Performance Space New York will present Storyboard P’s No Diving 2, April 7 and 8 at 7 p.m. in the organization’s courtyard (150 1st Avenue; tickets available here). The rainy dates are April 14 and 15. With No Diving 2, the dancer – whose inimitable Flex-derived dance he dubs Mutant and is equivalent to juggling with light – returns to Performance Space (having previously performed at the organization’s 2018 Gala) with two style solo performances free. These events are co-produced with Arika, the political arts organization in Scotland, UK, with whom Performance Space collaborated on the disability aesthetics festival I wanna be with youwhere in 2019.
Storyboard P offers a revolutionary understanding of gravity, in which bodies are floating sanctuaries that can teleport, vanish, appear.
Storyboard P’s dance reminds us that our conventional understandings of what a human body is, what it can do, and where it begins and ends, fall short. As an acclaimed street dancer, Storyboard’s bloodline is Flex, but as an artist, he might be more of an Afrofuturist. Using an otherworldly combination of skill, beauty, poetry and emotion, her dance collapses space and time into an alternate universe. Storyboard P treats dance as a way of speaking without speaking, a movement slang that can carry vibrations like the animation of a stop motion film.
In Storyboard’s own words: “My style is Mutant. As a mutant, my power is to project a sequence of images through my body that tells an elaborate story in music. The power of storyboard/ballet/jazz/African / contemporary / bruk up / flex / boogaloo. My early inspirations were stop motion movies. And watching the locals descend on Brooklyn. My vision was to bring the golden age of cinema to the streets…I aimed to conceptualize all my early street dance battles into theatrical style productions with film scores and theatrical music.And, I became this Ray Harryhausen/ Tim Burton creature of style, but only dancing to music. It was my illusion and my goal was to embody that presentation.”
About Storyboard P
Storyboard P is a new state-of-the-art performance art template. Dubbed “the Basquiat of street dancing” by The New Yorker, he elevates genre and conversation while creating a new lexicon along the way. Using an otherworldly combination of skill, beauty, poetry and emotion, Storyboard P has taken street dancing in a more mature direction which he calls “visual recording”. With the frame-by-frame precision of an animator and the awesome magic of a special effects artist, he communicates real life through dance. Instead of impressing his audience, he casts a spell on them.
Arika is a political arts organization based in Scotland, UK, curating living spaces that seek to explore the inseparable and intertwined nature of aesthetics and social life.
We see our role in this unfolding relationship as one of celebrating and supporting the connections between art and social change. When we talk about art, we talk about how we sing and dance together, how we listen and want to be heard, how we look and hope to be seen, how we think about our body and how we move in space, what we feel and want to be felt, for example.

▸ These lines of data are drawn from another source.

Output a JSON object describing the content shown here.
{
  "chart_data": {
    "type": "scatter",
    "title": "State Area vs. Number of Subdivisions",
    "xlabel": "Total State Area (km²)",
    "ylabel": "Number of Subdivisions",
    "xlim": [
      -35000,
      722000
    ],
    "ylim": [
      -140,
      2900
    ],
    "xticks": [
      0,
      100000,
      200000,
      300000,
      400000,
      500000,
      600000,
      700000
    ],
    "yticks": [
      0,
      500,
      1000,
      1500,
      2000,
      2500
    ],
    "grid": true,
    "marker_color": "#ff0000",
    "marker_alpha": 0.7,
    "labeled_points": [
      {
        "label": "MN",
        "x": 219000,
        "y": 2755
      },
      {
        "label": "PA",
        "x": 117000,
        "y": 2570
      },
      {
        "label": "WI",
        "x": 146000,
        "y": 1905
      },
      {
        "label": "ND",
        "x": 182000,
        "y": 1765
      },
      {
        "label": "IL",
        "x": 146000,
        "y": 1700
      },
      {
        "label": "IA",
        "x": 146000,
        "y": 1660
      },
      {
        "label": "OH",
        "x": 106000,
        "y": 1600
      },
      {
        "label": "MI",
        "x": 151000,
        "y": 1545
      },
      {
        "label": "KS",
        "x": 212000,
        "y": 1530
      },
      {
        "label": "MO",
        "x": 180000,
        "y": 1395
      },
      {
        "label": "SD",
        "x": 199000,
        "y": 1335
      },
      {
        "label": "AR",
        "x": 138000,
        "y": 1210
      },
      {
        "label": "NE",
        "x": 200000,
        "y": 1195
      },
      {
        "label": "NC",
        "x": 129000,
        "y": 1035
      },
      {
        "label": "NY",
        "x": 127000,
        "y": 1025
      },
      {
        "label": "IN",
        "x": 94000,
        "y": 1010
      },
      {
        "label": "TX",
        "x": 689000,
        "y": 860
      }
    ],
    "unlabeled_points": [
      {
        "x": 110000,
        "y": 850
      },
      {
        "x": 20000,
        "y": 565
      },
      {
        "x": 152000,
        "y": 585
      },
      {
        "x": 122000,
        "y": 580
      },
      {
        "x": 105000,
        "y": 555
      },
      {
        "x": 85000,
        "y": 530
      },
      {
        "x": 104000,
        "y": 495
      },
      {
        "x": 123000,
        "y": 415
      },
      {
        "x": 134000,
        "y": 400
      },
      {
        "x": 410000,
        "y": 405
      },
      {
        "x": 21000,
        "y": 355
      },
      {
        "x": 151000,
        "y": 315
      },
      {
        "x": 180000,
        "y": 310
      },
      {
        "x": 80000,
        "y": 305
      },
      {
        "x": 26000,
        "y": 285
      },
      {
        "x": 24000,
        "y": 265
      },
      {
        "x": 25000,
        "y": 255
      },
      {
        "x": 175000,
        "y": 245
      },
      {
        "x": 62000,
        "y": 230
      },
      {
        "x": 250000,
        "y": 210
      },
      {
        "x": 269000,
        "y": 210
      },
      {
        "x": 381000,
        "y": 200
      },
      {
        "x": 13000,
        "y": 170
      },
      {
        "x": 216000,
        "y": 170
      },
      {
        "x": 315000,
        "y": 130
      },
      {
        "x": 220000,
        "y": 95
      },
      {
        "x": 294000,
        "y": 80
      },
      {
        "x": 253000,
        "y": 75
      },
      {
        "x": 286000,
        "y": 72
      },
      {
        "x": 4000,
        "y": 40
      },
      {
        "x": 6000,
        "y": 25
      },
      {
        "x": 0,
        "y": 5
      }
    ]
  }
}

We currently do this through a program of public events in Glasgow called Episodes comprising performances, discussions, screenings and collective learning. Developing iteratively, each informing the next, they often involve watching, listening, talking or dancing together. They are a continuation, through friendship and solidarity, of the conversations in which we are entangled both locally and internationally. Above all, Episodes focuses on experimenting with a sociality that goes beyond the person and that offers new ways of living in today’s world, born of collective desires and struggles.
Our grassroots organizing program works closely with specific groups who fight racist border violence, poverty and the criminalization of sex work, taking the initiative and then funding the projects and events they want to see happen.
In partnership with sex worker-led groups in the UK and ICA London, we are currently showing: Decriminalized Futures, a group exhibition featuring thirteen International artists whose work speaks to the multiplicity of contemporary experiences of sex workers.
Internationally, Arika participated in the Whitney Biennial in 2012 and has since collaborated regularly on projects in New York with members of the Arbert Santana Freedom and Free School of the House | Ballroom and sex worker-led groups in the city, with partners including: MoMA PS1, The New School, Issue Project Rooms, and Union Theological Seminary, among others. In 2019, we collaborated with a steering group of leading artists from the disability community and Performance Space New York on I Wanna Be With You Everywhere, a 4-day festival about disability art and the entanglements of the disability with race, class and gender.